Though Orona did not fit the description, police asked him several questions, which he declined to answer, the suit said.
“Without any provocation, Defendant Officers drew their Tasers and aimed them at Plaintiff,” the suit said, adding Orona raised his empty hands and asked police to leave his property.
“As the officers continued to approach, Plaintiff slowly attempted to open the door of his residence to get away from the threats surrounding him,” the suit said. “Annoyed and perturbed at Plaintiff’s refusal to submit to the officers’ unwarranted show of authority, and angry that Plaintiff was attempting to get away from them, the Defendant Officers fired their Tasers at Plaintiff and chased him inside his home.”
Officers then tackled him, pinned him down and continue to taser him, the suit alleged.
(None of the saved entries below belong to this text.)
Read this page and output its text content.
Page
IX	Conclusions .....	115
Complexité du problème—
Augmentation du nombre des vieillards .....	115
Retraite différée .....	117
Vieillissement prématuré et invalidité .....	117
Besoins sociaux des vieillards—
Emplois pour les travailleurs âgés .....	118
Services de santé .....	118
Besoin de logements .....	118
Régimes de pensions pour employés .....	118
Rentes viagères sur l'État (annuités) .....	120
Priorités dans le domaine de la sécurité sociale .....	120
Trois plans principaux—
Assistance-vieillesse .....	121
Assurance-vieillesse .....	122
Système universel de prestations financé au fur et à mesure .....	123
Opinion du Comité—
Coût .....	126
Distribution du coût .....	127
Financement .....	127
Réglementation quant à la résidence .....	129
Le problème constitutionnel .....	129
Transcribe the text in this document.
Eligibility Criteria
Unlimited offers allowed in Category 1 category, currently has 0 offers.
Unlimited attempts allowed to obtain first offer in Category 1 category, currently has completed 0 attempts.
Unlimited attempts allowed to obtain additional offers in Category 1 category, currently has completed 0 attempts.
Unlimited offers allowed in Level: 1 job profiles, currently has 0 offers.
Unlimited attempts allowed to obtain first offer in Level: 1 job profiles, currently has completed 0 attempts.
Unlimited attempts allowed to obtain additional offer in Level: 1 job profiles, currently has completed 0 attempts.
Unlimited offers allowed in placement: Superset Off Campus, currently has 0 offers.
“The Defendant officers did not relent,” the suit said. “Instead, the Defendant Officers used their Tasers on Plaintiff numerous times during a span of about a minute, while Plaintiff had his hands up and in a position of surrender and while officers were on top of him. Plaintiff cried out for help as Defendant Officers stunned him again and again. Suddenly, Plaintiff went completely quiet and unconscious.”
Police took Orona to a medical center before he was transported to jail on obstructing justice and resisting-arrest charges.
“The District Attorney for Moffat County eventually dismissed the resisting arrest and obstruction charges against Plaintiff because there was not sufficient evidence to support the charges,” the suit said.
The suit claimed police violated Orona’s First Amendment right to free speech and his Fourth Amendment right protecting him from unlawful search and seizure.